Hi, I have a problem with my JFS partition and I have a couple of questions.
After an unclean unmount and a restart a couple of files have been
truncated to size 0.
I am running linux 2.6.23.
I would really appreciate any help I can get, and I apologize for the huge
amount of questions :)
What could be the reason for these 0 sized files? Could a logredo be the
reason for this or a fsck?
Could jfs_logdump tell me anything interesting and if so what should I be
looking for?
>From what I understand JFS does not actually write the log to disk when a
transaction is committed. Is this right? And if so, where is the log stored
until it is written to disk, and does jfs_logdump show me the log on disk
or the log currently buffered somewhere?
The word "buffer" is used in a lot of places regarding the jfs log but I
have not found any actual definition of where this buffer is located or how
big it is or when it is flushed to the disk. One example taken from "JFS
Log" paper:
"In txCommit(), the tlck's are processed and log records are written (at
least to the buffer).

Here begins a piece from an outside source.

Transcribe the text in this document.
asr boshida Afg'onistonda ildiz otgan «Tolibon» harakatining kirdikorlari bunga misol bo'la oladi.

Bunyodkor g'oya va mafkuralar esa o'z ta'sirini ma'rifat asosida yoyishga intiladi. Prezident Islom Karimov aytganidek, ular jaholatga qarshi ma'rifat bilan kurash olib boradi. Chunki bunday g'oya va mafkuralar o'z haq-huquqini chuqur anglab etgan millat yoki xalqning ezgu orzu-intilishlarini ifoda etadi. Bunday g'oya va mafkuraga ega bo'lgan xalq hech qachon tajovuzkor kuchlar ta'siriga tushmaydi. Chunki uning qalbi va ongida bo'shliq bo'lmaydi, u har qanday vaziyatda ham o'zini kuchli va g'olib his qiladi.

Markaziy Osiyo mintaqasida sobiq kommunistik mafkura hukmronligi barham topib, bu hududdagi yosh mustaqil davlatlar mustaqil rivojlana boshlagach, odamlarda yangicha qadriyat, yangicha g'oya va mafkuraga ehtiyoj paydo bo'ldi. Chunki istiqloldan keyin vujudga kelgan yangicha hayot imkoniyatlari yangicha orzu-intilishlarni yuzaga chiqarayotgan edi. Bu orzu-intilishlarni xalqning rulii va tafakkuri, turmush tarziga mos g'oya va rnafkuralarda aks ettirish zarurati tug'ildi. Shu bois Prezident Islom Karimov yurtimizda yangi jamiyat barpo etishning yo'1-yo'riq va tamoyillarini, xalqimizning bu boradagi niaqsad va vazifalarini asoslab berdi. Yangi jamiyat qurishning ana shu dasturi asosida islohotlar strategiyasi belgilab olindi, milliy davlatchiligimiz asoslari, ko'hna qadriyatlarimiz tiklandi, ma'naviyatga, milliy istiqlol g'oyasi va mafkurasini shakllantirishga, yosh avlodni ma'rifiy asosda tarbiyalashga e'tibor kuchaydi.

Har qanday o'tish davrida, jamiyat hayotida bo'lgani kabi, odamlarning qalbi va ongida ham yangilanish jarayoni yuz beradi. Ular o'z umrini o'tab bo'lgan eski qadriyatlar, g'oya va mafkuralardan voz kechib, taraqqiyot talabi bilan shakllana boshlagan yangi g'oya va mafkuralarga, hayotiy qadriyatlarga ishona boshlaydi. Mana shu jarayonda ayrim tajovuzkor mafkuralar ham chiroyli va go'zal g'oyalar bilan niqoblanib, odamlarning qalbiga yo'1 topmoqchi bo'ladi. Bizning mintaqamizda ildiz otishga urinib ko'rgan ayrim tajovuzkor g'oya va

The affected inodes are "written" to the inode extent
buffer (they are maintained in separate memory from the extent buffer).
Then a commit record is written".
Then it says:
"After the commit record has actually been written (I/O complete), the
block map and inode map are updated as needed, and the meta-data pages are
marked 'homeok'."
Why is the block and inode maps updated After the commit record is written,
isn't that information important to the transaction? And what does
meta-data "pages" refer to in this context? Are the log records called
pages, and are they located on disk or in memory?
What I don't understand is when and in what order the log records are
written to disk. My current theory is that the "buffers" related to the
files that become empty never is written to disk and when my system reboots
without unmounting the partition properly the meta-data-changes, (related
to the size of the file) are lost.
Is there any way of preventing this from happening in the future.